Friday 9 September 2011

Hungary can be sued for return of Nazi looted art

Last week, the United States District Court for the District of Columbia (DDC) rejected Hungary's motion to dismiss a claim brought against it by the heirs of Baron Mor Lipot Herzog, a well-known Jewish Hungarian art collector.

Herzog had amassed a large collection of more than 2000 paintings, sculptures and other artworks prior to his death in 1934. After his death, and the death of his wife in 1940, his collection was divided among his three children. However, the collection was then seized by Hungary and Nazi Germany, and while the Hungarian government purported to “return” a handful of items from the collection to the Herzog heirs in the years immediately following the war, those “returns” were largely on paper or short-lived, and the vast majority of the collection remained in the possession of a number of museums and other Hungarian state-owned bodies.

One of the pieces claimed in the action.

Having unsuccessfully tried to reclaim the collection through the Hungarian courts, the plaintiffs [claimants in the UK] filed the action in the DDC in July 2010 against the Republic of Hungary, the Hungarian National Gallery, the Hungarian Museum of Fine Arts, the Hungarian Museum of Applied Arts and the Budapest University of Technology and Economics.

On 15 February 2011, the defendants filed a
motion to dismiss the claim on a number of grounds including:

  • the Court lacked jurisdiction under the Foreign Sovereign Immunities Act;
  • the Court was an improper forum for the claims based on the 1973 Agreement between Hungary and the United States; and
  • the claims were barred by the applicable statute of limitations; principles of international comity, claim preclusion, and issue preclusions; and the Act of State Doctrine.

    Unfortunately for the defendants, the DDC rejected all these grounds and, for the most part, denied the defendants' motion.
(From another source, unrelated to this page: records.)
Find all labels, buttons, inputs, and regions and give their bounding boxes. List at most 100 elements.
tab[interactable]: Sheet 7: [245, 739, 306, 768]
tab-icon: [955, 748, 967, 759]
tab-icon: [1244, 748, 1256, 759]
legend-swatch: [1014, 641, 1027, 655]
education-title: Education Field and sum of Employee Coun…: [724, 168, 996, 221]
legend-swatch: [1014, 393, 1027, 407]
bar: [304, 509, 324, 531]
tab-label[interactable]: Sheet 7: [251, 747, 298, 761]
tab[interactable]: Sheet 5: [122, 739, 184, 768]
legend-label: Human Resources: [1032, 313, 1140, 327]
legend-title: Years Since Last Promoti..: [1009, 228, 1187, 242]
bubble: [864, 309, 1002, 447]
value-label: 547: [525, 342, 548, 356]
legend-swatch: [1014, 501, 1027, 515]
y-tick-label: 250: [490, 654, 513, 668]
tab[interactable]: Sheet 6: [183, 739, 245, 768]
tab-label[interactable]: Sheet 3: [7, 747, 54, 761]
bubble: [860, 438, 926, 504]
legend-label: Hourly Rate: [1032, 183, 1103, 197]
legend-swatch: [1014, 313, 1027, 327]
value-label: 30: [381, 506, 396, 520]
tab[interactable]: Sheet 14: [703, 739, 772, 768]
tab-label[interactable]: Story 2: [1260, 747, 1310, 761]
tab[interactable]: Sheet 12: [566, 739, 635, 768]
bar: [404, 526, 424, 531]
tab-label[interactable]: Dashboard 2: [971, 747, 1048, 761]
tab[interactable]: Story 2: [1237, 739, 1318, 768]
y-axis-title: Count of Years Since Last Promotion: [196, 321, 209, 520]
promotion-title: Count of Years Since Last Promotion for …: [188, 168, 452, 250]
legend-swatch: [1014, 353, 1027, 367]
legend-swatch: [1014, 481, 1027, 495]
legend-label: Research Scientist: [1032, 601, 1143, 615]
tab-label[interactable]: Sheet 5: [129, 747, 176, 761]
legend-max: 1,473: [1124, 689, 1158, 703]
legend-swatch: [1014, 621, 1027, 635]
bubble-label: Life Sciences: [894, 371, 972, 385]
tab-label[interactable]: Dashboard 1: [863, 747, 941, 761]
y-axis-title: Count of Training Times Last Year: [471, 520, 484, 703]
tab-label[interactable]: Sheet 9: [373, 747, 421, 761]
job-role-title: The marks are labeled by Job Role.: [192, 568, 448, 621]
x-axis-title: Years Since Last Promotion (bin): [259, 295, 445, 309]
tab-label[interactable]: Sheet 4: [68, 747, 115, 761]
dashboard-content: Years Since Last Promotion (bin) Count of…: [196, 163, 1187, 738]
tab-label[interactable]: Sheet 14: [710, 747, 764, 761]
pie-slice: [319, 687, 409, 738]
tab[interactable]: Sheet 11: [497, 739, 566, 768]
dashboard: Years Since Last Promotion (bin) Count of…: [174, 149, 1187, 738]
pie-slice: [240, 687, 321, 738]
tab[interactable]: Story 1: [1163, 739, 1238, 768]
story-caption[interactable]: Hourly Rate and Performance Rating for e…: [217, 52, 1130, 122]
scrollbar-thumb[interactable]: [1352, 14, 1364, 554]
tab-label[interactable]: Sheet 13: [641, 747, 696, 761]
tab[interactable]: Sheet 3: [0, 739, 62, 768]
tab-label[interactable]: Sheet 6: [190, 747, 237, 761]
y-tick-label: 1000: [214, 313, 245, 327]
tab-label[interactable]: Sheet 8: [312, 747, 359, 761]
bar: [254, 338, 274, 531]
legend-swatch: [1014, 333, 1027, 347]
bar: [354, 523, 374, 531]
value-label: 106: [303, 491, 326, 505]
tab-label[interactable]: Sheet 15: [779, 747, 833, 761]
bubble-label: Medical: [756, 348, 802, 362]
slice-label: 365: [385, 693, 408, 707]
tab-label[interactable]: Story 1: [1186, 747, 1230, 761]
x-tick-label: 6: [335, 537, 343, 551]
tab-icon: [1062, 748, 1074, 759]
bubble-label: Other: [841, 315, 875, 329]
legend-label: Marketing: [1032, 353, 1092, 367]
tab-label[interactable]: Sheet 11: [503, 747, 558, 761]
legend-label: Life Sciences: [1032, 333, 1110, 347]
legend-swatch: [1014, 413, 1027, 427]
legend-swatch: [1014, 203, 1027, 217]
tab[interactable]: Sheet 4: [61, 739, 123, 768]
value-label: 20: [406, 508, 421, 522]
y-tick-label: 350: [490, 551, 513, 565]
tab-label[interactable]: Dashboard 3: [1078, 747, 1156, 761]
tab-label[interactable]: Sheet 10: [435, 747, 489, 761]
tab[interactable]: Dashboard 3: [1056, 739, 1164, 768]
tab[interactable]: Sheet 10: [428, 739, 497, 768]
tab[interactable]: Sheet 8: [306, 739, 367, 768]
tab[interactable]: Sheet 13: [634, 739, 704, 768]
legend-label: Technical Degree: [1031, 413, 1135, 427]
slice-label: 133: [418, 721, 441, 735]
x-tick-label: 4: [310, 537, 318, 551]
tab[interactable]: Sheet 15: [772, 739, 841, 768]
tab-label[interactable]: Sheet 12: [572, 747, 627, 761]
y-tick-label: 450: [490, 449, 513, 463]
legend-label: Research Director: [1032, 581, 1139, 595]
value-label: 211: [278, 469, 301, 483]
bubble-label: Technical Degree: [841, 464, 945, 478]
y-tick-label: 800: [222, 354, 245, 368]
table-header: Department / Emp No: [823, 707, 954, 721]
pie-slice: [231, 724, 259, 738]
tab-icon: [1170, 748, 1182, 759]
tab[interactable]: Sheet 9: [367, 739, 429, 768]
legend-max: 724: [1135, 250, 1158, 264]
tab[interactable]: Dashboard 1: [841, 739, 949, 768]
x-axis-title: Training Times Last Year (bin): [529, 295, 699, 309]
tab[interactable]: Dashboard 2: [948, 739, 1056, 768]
In respect of the ground listed above, the court inter alia held as follows.

    In order to have jurisdiction, the Court had to find that: (1) “rights in property” are at issue; (2) the property was “taken in violation of international law”; and (3) “the property at issue (or any property exchanged for it) [is] . . .‘owned or operated by an agency or instrumentality of the foreign state and that agency or instrumentality’ engages in commercial activity in the United States”.

    The Court found that (1) the defendants did not dispute that “rights in property" (2) the plaintiffs’ claim that the Herzog Collection was taken in violation of international law was substantial and non-frivolous, and therefore, adequately satisfied the second requirement; and (3) the defendants admitted that the museums and the university (both agencies or instrumentalities of Hungary) were in possession of the pieces of collection identified in the complaint which was sufficient to satisfy the ‘owned or operated’ requirement, ad these bodies were are engaged in “either a regular course of commercial conduct or a particular commercial transaction or act” in the US as of the commencement of the action.

    Improper forum
    The 1973 Agreement did not strip the court of jurisdiction.

    Barred claims
    The defendants’ claim to forum non conveniens ground was not established.

    The Complaint stated facts which, if true, could support a finding that the action was timely, and so was not barred by the applicable statute of limitations.

    The balance of factors weighs against applying the act of state doctrine (which precludes the courts of a country from inquiring into the validity of public acts of a recognised foreign sovereign power committed within its own territory).

    There were no grounds for dismissing the case on the political question doctrine (which instructs that courts should decline to adjudicate matters which have in any measure been committed by the Constitution to another branch of government).

    The claims were not barred by the doctrine of international comity (that the merits of the case should not, in an action brought in this country upon the judgment, be tried afresh, as on a new trial or on appeal, upon the mere assertion of the party that the judgment was erroneous in law or in fact).

    It is assumed that the case will now proceed to trial and a decision on the merits. However, this preliminary
    decision is a very worthwhile read. Particularly, on the historical aspects of Hungary during and after the Second World War.


    Unknown said...

    Interesting summary, but I think the case was brought in the District of Columbia, not California.

    Simone said...

    Thanks. Friday eyes get the blame for that error! Should be correct now.

    LN said...

    Do you have the citation? I would be interested in reading the full text!